Thousands of Dutch businessmen, many among the country's leading economic powerbrokers, were ruined in less than two months' time -- extremely rapid deployment of bad news for 1637!

The Narcissus Myth

Most Americans know narcissi as daffodils, though in the South they are traditionally called jonquils. In actual fact, all daffodils and jonquils are narcissi — but only some narcissi are daffodils and only a few are jonquils. But that's another story. What matters is that all are extremely beautiful and that has a bearing on how the Greeks thought these lovely flowers came to be.

According to Greek myth, a nubile young wood nymph named Echo spied young Narcissus walking in the woods.

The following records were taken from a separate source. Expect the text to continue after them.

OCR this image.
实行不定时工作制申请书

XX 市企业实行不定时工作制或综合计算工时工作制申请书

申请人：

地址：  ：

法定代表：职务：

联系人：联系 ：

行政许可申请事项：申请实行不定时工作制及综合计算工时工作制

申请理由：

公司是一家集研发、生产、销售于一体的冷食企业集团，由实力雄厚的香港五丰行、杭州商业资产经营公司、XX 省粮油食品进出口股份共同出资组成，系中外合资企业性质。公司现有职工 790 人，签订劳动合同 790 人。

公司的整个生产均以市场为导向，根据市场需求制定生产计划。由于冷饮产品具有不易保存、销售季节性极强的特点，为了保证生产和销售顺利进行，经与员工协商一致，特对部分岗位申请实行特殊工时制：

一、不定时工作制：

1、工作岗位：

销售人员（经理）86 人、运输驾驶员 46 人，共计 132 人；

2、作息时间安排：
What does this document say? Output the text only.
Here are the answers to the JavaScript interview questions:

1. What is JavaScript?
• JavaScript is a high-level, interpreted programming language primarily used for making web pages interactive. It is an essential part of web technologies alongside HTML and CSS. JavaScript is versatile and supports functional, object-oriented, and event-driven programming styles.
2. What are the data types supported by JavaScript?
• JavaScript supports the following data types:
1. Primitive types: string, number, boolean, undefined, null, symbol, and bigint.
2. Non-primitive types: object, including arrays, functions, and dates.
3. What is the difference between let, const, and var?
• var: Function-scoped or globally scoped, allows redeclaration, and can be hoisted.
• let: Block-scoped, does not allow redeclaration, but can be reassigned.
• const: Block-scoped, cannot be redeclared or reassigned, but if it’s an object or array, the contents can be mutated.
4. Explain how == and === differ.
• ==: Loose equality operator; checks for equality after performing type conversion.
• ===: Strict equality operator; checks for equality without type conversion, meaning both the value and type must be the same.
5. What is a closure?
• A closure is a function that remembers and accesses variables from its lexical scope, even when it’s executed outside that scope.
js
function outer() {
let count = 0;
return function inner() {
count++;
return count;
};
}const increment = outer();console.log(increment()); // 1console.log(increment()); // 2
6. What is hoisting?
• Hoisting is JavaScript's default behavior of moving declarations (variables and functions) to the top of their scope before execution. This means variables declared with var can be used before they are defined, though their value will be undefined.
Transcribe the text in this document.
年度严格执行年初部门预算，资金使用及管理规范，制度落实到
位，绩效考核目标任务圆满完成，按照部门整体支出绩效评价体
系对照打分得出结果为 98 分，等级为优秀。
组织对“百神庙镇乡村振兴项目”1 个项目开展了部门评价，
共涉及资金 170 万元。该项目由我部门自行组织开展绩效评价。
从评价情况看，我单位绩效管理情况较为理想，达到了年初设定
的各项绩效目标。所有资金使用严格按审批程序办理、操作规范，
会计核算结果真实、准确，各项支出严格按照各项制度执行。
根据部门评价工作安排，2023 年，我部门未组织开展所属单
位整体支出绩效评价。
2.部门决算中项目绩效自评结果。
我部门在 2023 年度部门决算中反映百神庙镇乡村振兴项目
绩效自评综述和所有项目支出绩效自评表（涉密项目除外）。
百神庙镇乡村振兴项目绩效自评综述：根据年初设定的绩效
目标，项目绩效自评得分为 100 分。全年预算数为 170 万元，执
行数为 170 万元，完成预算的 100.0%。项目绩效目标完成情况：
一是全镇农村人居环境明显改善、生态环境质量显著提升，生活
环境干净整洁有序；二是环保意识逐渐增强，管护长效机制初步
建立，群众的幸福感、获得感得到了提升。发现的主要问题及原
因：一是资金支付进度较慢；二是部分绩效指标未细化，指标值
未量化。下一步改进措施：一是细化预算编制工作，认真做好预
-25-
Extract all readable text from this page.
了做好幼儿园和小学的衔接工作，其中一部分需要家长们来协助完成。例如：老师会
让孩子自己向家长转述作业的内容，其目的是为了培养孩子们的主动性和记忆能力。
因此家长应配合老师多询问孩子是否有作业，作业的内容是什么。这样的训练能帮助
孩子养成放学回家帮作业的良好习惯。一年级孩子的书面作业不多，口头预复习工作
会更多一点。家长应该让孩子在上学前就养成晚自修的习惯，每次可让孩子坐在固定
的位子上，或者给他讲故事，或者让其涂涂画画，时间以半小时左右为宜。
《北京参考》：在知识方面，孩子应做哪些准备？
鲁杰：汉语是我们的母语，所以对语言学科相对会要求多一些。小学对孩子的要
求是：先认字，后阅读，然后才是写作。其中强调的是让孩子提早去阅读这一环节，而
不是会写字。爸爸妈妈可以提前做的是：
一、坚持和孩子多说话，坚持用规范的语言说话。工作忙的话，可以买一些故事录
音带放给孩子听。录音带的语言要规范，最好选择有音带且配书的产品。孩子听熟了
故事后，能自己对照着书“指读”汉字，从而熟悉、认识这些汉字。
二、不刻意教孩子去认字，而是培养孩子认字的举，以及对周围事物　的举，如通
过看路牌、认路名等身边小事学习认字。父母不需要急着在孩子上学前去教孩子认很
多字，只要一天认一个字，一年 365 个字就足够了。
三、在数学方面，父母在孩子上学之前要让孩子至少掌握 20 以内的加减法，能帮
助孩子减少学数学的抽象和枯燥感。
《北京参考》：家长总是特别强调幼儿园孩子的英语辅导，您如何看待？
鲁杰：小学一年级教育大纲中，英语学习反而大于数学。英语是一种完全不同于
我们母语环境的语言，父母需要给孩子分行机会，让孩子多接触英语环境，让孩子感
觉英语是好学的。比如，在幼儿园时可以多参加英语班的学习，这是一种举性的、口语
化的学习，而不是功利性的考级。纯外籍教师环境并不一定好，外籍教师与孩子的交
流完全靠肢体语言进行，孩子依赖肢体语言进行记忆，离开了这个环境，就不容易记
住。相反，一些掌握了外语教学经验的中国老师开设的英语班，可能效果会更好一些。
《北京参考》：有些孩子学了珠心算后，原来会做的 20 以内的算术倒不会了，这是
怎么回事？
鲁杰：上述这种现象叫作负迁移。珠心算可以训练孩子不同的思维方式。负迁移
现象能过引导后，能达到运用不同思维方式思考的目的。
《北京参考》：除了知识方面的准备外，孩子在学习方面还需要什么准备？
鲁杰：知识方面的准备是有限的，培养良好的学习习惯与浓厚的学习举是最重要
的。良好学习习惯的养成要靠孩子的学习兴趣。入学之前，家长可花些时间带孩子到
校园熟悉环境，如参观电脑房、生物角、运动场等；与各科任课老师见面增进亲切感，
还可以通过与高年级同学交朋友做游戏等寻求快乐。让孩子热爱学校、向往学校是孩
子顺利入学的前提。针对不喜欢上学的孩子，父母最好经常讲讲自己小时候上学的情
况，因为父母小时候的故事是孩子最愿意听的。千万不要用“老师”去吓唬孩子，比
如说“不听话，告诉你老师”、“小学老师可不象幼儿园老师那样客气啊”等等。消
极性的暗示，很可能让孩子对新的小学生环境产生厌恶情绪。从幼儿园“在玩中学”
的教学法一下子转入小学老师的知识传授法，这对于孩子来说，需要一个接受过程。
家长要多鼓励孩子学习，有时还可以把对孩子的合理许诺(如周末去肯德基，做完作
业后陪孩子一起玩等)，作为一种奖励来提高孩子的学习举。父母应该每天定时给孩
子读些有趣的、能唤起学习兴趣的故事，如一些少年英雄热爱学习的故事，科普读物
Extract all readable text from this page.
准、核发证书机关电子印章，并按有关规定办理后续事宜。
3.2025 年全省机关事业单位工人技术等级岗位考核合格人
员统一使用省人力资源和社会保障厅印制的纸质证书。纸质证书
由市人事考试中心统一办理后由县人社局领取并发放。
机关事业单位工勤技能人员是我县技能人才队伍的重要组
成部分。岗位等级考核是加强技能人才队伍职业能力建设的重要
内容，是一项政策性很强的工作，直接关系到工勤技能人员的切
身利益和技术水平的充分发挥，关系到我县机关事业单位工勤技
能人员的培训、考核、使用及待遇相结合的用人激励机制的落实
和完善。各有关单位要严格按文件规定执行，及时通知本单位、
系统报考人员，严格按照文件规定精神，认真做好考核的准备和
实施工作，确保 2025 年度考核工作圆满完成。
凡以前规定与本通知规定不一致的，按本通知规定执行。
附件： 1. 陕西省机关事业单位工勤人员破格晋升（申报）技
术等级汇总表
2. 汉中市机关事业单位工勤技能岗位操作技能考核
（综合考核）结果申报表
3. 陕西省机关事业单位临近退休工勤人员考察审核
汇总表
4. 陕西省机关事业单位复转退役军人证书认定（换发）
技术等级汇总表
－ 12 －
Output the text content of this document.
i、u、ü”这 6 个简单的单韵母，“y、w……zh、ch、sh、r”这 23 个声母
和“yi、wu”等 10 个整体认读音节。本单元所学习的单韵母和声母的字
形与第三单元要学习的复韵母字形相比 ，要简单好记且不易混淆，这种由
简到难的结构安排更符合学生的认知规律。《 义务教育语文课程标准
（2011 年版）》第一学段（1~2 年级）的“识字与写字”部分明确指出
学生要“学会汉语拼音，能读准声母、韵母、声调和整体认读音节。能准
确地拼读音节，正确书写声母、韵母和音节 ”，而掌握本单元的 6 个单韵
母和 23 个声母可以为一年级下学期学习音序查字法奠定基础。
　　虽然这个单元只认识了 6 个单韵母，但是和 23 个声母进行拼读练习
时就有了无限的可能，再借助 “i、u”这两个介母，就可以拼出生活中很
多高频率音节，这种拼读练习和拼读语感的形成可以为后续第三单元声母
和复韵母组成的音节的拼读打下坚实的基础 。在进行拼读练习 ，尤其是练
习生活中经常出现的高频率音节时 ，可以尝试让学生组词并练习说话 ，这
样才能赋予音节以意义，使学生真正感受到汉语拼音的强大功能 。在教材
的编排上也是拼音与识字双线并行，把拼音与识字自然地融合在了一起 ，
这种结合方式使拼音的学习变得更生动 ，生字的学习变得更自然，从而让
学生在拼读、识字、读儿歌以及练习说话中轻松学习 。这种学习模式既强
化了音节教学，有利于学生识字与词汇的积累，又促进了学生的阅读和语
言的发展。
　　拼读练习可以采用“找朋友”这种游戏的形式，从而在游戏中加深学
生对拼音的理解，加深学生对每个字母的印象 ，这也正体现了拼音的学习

Narcissus was blessed with an indescribable beauty bestowed upon him by the gods. His gift came with one caveat: his beauty and youth would never fade, provided he never looked upon his own reflection. Poor Echo fell hopelessly in love with Narcissus. He, the self-absorbed brute, did not return her interest. She loved so deeply, and pined for him so strongly, that she was literally consumed by love, until all that was left of her was her voice. The goddess Nemesis decided to get even. She led the vain and unsuspecting young man to a shimmering lake. There, dazzled by his own reflected beauty, he was unable to turn away. Hopelessly in love with himself, he too was consumed by passion and faded away.

The gods, however, thinking that Nemesis might have played a bit rough, decided to commute his sentence to eternity as a flower. In the language of flowers, the narcissus stands for vanity and egoism. In psychoanalysis, narcissism is, of course, excessive self-love.